High school robotics students, Motorola representatives, and state leaders gathered in Tallahassee on Tuesday to celebrate the significance of science, technology, engineering and math education.
Co-sponsored by the Motorola Solutions Foundation and Florida FIRST Robotics, “STEM Day at the Florida Capitol” featured robotics teams from across the state, each a participant in national competitions.
Motorola Solutions Foundation Director Matt Blakely, Lt. Gov. Carlos Lopez-Cantera, Education Commissioner Pam Stewart and Department of Economic Opportunity Executive Director Jesse Panuccio were also on hand for a press conference.
The event began with a discussion of the value of STEM education in preparing students for success in the modern workforce. Later, attendees demonstrated student-built robots and solar car technology developed in STEM labs at the various schools.
“We are proud to see Motorola Solutions employees serving as volunteer mentors for these teams,” Blakely said. “They have helped these students harness their creativity, technical skills and research abilities to become successful robot-building teams.
Blakey added that STEM education initiatives in Florida show students how engineering and technology careers are “fun and more relevant than ever.”
Since 2007, Motorola Solutions Foundation invested nearly $2 million in STEM-related projects in Florida schools, as well as contributing more than $20 million and hundreds of volunteer hours to FIRST since its inception in 1989.
“Florida is laser-focused on being a global leader for jobs and a critical component of that must be the development of a talented workforce,” Lopez-Cantera said. “We are proud of the work our students are doing to learn about what it takes to compete in today’s global economy.”

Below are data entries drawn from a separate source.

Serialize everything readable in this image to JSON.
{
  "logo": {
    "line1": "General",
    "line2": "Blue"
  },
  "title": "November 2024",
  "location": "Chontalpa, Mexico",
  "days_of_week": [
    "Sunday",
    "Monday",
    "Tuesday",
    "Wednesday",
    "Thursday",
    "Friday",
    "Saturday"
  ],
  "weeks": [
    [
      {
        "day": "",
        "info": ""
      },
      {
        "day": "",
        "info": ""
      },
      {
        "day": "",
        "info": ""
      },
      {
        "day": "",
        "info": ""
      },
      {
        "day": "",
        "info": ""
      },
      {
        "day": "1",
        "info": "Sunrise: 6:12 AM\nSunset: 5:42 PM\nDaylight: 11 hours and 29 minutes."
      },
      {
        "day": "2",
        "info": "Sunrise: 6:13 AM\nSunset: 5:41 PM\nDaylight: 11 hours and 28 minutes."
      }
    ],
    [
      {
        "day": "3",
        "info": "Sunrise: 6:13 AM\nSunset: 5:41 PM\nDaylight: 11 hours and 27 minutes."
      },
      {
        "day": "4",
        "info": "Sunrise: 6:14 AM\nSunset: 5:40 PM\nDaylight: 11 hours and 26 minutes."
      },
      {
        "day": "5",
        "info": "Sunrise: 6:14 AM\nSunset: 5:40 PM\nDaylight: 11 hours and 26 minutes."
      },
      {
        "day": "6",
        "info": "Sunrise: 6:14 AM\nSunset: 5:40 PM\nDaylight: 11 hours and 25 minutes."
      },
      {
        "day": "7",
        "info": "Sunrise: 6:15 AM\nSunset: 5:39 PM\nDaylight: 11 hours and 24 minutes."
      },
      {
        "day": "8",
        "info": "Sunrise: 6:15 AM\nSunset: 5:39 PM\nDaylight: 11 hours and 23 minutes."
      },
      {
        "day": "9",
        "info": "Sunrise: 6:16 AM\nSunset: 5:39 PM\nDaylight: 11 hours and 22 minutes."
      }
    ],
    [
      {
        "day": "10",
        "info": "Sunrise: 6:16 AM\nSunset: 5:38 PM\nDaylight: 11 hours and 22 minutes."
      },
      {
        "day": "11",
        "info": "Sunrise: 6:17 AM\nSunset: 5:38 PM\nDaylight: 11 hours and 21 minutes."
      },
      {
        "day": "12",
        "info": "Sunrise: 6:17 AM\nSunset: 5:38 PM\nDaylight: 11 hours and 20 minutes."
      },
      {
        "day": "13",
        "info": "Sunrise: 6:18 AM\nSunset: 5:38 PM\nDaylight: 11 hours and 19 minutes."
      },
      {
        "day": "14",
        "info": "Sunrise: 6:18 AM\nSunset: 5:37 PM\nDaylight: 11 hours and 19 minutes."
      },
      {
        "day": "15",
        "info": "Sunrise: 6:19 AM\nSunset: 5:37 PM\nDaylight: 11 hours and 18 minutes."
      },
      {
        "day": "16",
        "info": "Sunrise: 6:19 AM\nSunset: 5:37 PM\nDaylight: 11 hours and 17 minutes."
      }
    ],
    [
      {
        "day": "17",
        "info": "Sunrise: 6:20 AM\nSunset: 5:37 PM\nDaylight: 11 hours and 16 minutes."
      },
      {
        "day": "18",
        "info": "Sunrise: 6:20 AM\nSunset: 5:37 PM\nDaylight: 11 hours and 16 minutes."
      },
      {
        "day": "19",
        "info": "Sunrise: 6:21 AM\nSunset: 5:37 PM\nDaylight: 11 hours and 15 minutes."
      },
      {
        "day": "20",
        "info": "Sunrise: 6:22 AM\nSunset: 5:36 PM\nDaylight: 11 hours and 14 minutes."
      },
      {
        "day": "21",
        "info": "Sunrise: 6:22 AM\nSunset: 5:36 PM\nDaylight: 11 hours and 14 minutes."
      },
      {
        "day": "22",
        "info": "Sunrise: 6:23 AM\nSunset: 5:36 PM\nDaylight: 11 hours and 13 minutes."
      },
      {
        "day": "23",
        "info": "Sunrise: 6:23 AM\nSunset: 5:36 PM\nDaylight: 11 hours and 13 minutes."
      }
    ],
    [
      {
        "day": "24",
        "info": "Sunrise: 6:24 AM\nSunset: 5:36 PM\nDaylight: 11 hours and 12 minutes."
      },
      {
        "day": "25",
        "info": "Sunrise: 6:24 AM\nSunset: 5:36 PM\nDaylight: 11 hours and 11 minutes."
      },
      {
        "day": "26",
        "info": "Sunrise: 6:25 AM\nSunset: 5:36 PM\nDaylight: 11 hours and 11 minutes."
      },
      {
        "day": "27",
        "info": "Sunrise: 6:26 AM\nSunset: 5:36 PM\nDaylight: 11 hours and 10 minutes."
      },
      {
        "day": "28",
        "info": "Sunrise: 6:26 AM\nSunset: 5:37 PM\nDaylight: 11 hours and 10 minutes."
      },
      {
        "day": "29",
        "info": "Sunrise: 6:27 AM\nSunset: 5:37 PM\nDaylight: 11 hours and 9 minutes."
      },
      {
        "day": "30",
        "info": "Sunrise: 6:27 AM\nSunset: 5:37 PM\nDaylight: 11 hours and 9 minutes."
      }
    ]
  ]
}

Commissioner Stewart added that STEM education is vital to ensuring students have the knowledge and skills they need “to thrive in a world where technology is more prevalent than ever.”
The high school students are members of FIRST Robotics teams that compete in robotics competitions in Florida and nationally.
“When Florida students excel in STEM learning, it improves their chances of finding success in the growing Florida economy,” Panuccio said. STEM education prepares individuals for the high-skill, high-wage jobs for the state’s burgeoning talent pipeline, he continued.
“Every day, students involved in STEM learning are adding knowledge and gaining experience that will serve them well in the workforce,” said Patrick Hermes, Northwest Florida Regional Tournament Director for FIRST. “Today they are competing in robotics competitions, but tomorrow they will be using this technology for the greater good, helping to improve healthcare, transportation, and even our nation’s space program.”